Les menteurs sont habitués à débiter tant de choses, qu’il leur est presque impossible de ne pas se contredire. Pour éviter cet inconvénient, ils auraient besoin de se faire exprès une mémoire.—Ce proverbe se trouve dans le recueil des Adages des Pères de l’Église, en ces termes: Memoriam custodem habere mendacem oportet. J’ai lu quelque part qu’il fut appliqué au grammairien Didyme, qui avait traité de ridicule une histoire inventée par lui-même et insérée dans un de ses ouvrages. Ce qui n’était pas bien étonnant de la part de cet auteur qui avait composé trois mille cinq cents traités, travail prodigieux pour lequel il avait été surnommé Chalkenteros, homme aux entrailles d’airain.
MENTIR.—Il n’enrage pas pour mentir.
Feydel prétend qu’enrage est ici une altération d’enraie, qui s’écrivait autrefois enrage, et qu’il faudrait dire: Il n’enraie point pour mentir. Sur quoi l’abbé Morellet lui reproche de ne fournir aucune preuve de son assertion et d’ignorer complétement le sens du dicton qui est: Pour mentir il ne sort point de son état naturel, c’est de sang-froid et par habitude qu’il ment.—L’abbé Morellet a probablement raison contre Feydel. Cependant l’explication qu’il donne me parait laisser quelque chose à dire. Citons d’abord le dicton entier: Il est de la compagnie de saint Hubert; il n’enrage point pour mentir. Remarquons ensuite qu’on attribuait à saint Hubert le privilége de préserver de la rage tous ses parents et toutes les personnes qui étaient taillées de son étole merveilleuse, qu’un ange lui avait apportée de la part de la mère de Dieu[64]. Après cela, il sera facile de comprendre l’idée qui a déterminé l’emploi du verbe enrager dans ce dicton, qu’on applique aux chasseurs dont saint Hubert, comme on sait, est le patron.

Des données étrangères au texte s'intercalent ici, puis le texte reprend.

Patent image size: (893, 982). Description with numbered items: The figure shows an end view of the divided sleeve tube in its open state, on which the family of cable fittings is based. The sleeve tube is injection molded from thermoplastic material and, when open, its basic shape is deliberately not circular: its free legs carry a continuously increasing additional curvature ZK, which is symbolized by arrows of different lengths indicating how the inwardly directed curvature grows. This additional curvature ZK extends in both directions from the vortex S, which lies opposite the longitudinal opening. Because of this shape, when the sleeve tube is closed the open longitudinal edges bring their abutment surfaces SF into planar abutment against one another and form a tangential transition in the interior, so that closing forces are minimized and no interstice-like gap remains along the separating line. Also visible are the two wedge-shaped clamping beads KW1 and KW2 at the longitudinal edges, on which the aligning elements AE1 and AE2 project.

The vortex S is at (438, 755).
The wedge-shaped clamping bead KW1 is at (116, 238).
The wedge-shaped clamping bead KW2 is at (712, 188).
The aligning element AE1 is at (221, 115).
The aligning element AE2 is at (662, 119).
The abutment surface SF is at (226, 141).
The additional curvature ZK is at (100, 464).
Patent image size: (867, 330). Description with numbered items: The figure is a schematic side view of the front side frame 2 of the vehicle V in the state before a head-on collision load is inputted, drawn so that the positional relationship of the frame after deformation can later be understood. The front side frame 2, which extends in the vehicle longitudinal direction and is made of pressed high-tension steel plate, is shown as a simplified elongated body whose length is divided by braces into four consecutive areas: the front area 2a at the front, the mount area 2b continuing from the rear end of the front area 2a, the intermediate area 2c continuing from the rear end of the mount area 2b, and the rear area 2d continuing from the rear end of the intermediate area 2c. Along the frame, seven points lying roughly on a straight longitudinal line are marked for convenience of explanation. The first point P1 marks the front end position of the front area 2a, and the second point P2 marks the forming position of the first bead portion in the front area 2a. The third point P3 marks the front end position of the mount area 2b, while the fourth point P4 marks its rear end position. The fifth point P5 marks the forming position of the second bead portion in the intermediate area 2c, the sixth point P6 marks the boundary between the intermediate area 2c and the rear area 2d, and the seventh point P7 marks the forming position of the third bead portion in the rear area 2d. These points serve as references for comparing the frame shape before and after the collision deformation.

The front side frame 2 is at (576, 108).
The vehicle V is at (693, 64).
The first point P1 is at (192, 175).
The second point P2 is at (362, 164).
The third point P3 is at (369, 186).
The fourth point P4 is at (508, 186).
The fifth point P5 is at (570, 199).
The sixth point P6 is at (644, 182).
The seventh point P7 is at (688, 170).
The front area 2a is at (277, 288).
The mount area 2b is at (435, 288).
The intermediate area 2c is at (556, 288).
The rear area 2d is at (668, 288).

Il y avait à Metz et en plusieurs autres endroits de la Lorraine, au XVIe siècle, une compagnie de Saint-Hubert, ou un ordre des Menteurs. Tous les membres s’engageaient par serment à ne jamais dire la vérité en fait de chasse. Les candidats juraient à genoux; les chevaliers attachaient leurs fusils par la bandoulière à des pitons enfoncés dans le tronc d’un chêne; le président siégeait sur une borne.
MERLE.—Fin comme un merle.
Le merle, disent les naturalistes, est un oiseau très fin, qui se tient en sentinelle pour avertir sa femelle et ses petits de l’approche de l’oiseau de proie. Son adresse à les garantir de ses serres, ajoutent-ils, a peut-être donné lieu à l’expression proverbiale.
S’il fait cela, je lui donnerai un merle blanc.
Expression dont on se sert pour défier quelqu’un de faire quelque chose qu’on regarde comme impossible. On croyait autrefois qu’il n’y avait point de merles blancs. Cependant cette espèce de merles existe; elle est même assez commune dans plusieurs contrées, notamment en Savoie et en Auvergne.
MÉTIER.—Qui a métier a rente.
Les Allemands disent: Jedes Handwerk hat einen goldenen Boden. Chaque métier a son fonds d’or.